Alphonse Mingana has a checquered reputation in academe, and indeed in academia.edu. Bert Jacobs provides the background for Mingana's article on the last third of BarSalibi.
For background I am un-fond of the genre "discredit the source to discredit the thesis". Wiker and Hahn played this game in Politicizing the Bible. So what if the Bible or the Qurʾān were "politicized"? Maybe these texts should be! At the least if "disinterested" scholars are so disinterested they won't deign to do the work, then someone gotta. And even if Mingana was biased in his translation, and in his interpretation; he might still be right. Are his opponents unbiased?
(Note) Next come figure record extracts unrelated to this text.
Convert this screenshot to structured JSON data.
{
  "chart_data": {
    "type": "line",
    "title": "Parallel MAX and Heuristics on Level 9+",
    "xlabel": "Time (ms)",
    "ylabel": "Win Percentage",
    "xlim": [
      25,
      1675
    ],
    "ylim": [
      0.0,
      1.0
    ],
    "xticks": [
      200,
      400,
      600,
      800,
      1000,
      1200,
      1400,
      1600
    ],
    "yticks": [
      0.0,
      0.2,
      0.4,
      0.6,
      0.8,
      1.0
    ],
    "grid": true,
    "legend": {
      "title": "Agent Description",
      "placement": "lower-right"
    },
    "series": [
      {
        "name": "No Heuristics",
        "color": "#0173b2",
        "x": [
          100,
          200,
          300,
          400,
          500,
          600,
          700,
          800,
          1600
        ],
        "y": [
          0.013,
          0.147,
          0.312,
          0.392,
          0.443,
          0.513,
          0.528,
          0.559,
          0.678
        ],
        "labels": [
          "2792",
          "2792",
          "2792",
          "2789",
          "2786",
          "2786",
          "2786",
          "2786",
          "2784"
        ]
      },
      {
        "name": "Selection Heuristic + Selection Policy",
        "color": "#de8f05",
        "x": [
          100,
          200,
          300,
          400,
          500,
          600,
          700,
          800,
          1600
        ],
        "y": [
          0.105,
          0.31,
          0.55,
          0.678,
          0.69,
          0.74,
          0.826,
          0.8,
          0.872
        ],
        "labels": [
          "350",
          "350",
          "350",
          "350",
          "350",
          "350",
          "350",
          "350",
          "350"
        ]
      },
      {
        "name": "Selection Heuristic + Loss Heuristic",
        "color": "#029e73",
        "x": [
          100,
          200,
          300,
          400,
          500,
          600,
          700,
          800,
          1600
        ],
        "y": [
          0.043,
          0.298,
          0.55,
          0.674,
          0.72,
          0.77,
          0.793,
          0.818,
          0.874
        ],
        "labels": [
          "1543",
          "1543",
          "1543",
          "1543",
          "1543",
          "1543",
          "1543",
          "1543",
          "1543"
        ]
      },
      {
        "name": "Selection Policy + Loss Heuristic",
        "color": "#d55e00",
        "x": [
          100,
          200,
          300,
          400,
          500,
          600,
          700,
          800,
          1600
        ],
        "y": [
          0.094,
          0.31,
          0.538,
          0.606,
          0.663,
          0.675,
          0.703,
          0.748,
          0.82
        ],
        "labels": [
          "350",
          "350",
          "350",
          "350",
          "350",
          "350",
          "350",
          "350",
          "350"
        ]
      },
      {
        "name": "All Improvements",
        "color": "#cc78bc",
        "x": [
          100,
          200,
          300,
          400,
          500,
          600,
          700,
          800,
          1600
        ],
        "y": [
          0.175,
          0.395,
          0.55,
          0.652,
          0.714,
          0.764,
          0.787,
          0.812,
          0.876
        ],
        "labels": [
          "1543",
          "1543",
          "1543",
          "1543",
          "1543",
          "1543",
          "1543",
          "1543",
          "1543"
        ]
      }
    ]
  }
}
All this said, it may be that behind Mingana - and behind Hoegel - is a florilegium of selected passages, and not a translation. For us the Latins Peter of Toledo did a translation. Nicetas did a selection - as did BarSalibi, and the author(s) of the various 'Umar/Leo dialogues. Some secretary may have selected these passages for them. BarSalibi in particular might rely upon the Shurraya of Abu Nuh - which we no longer have. That content (I hear) also got into an Arabic Tafnid, more explicitly... albeit also lost.
I am reminded of Nicholas Donin's selection of Talmud excerpts on behalf of the Inquisition, or of whatever Louis IX called the Office in Middle French.
The question moves, to who was the secretary. Nicetas' source seemed, to Hoegel, early. Likewise BarSalibi's source might have been early; Jacobs is aware of Abu Nuh, whose Syriac work - it is said - got translated into Arabic and stored in Egypt.